Pulau Bangka dan sekitarnya dikelilingi oleh pulau-pulau kecil seperti Pulau Nangka, Penyu, Burung, Lepar, Ponggok, Gelasa, Panjang, Tujuh dan pulau-pulau kecil Mendanau serta pulau pulau kecil lainnya baik yang bernama maupun yang tidak bernama. Pulau Bangka berada di ketinggian antara 0 > 400 mdpl dengan kemiringan lereng berkisar antara 0 – > 25%. Wilayah dengan kemiringan lereng antara 0 – 5% umumnya berada pada kaki bukit dan lembah antar sungai-sungai yang relatif pendek dan kecil, dengan dataran aluvial ke arah selatan – timur, selatan, barat, dan utara Pulau Bangka. Pulau-pulau kecil umumnya berada di ketinggian antara 0 – 100 mdpl, berbukit dengan kemiringan lereng antara 0 – 15% (Soegeng dan Sucipta, 2012).

  • Stratigrafi

Litologi yang umum berkembang secara regional di Pulau Bangka berupa batupasir, batulempung, granit, sekis dan endapan aluvial lainnya. Batuan tertua diwakili oleh kuarsit, filit, dan serisit yang berada di timur laut Bangka. Struktur sedimen yang berkembang berupa laminasi, graded bedding dan cross bedding. Granit pada daerah Pulau Bangka umumnya terfoliasi berwarna kelabu muda, holokristalin, berbutir kasar-sangat kasar.

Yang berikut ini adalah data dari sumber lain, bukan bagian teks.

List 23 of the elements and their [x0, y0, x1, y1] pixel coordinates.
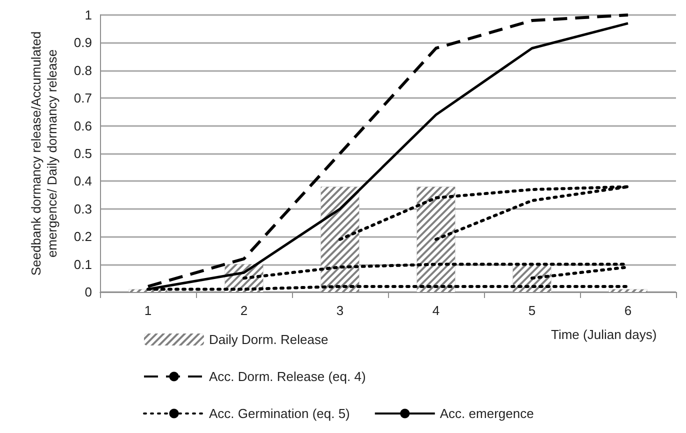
y-tick-label: 0.9	[74, 35, 92, 50]
y-axis-title: Seedbank dormancy release/Accumulated emergence/ Daily dormancy release	[28, 31, 60, 276]
y-tick-label: 0.5	[74, 146, 92, 161]
y-tick-label: 0.6	[74, 118, 92, 134]
x-tick-label: 3	[336, 303, 344, 318]
legend-label: Acc. Dorm. Release (eq. 4)	[209, 369, 366, 384]
y-tick-label: 0.3	[74, 201, 92, 216]
y-tick-label: 0	[84, 284, 92, 300]
y-tick-label: 0.2	[74, 229, 92, 244]
legend-label: Daily Dorm. Release	[209, 332, 328, 347]
y-tick-label: 0.7	[74, 90, 92, 106]
x-tick-label: 5	[528, 303, 536, 318]
x-tick-label: 4	[432, 303, 440, 318]
x-tick-label: 6	[624, 303, 632, 318]
legend-label: Acc. Germination (eq. 5)	[209, 406, 350, 421]
x-tick-label: 1	[144, 303, 152, 318]
x-tick-label: 2	[240, 303, 248, 318]
x-axis-title: Time (Julian days)	[551, 327, 657, 342]
y-tick-label: 0.1	[74, 256, 92, 272]
y-tick-label: 0.4	[74, 174, 92, 189]
y-tick-label: 1	[84, 8, 92, 22]
y-tick-label: 0.8	[74, 62, 92, 78]
legend-label: Acc. emergence	[440, 406, 534, 421]
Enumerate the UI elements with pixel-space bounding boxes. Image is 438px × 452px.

Stratigrafi regional berdasarkan Peta Regional Lembar Bangka Utara secara urutan dari tua ke muda yaitu: Kompleks Pemali, Diabas Penyabung, Formasi Tanjunggenting, Granit Klabat, Formasi Ranggam, dan Aluvial (Mangga dan Djamal, 1994). Berikut tatanan stratigrafi regional Berdasarkan Lembar Peta Pulau Bangka yang diurutkan dari tua ke muda :

  1. Kompleks Pemali (CPp)

Formasi ini terdiri atas filit dan sekis dengan sisipan kuarsit dan lensa batugamping, terkekarkan, terlipat, tersesarkan dan diterobos oleh granit Klabat. de Roever (1951) menjumpai fosil berumur Permian pada batugamping di dekat Air Duren sebelah selatan – tenggara Pemali. Kompleks batuan ini berumur diduga Permian. Lokasi tipe ini di daerah Pemali.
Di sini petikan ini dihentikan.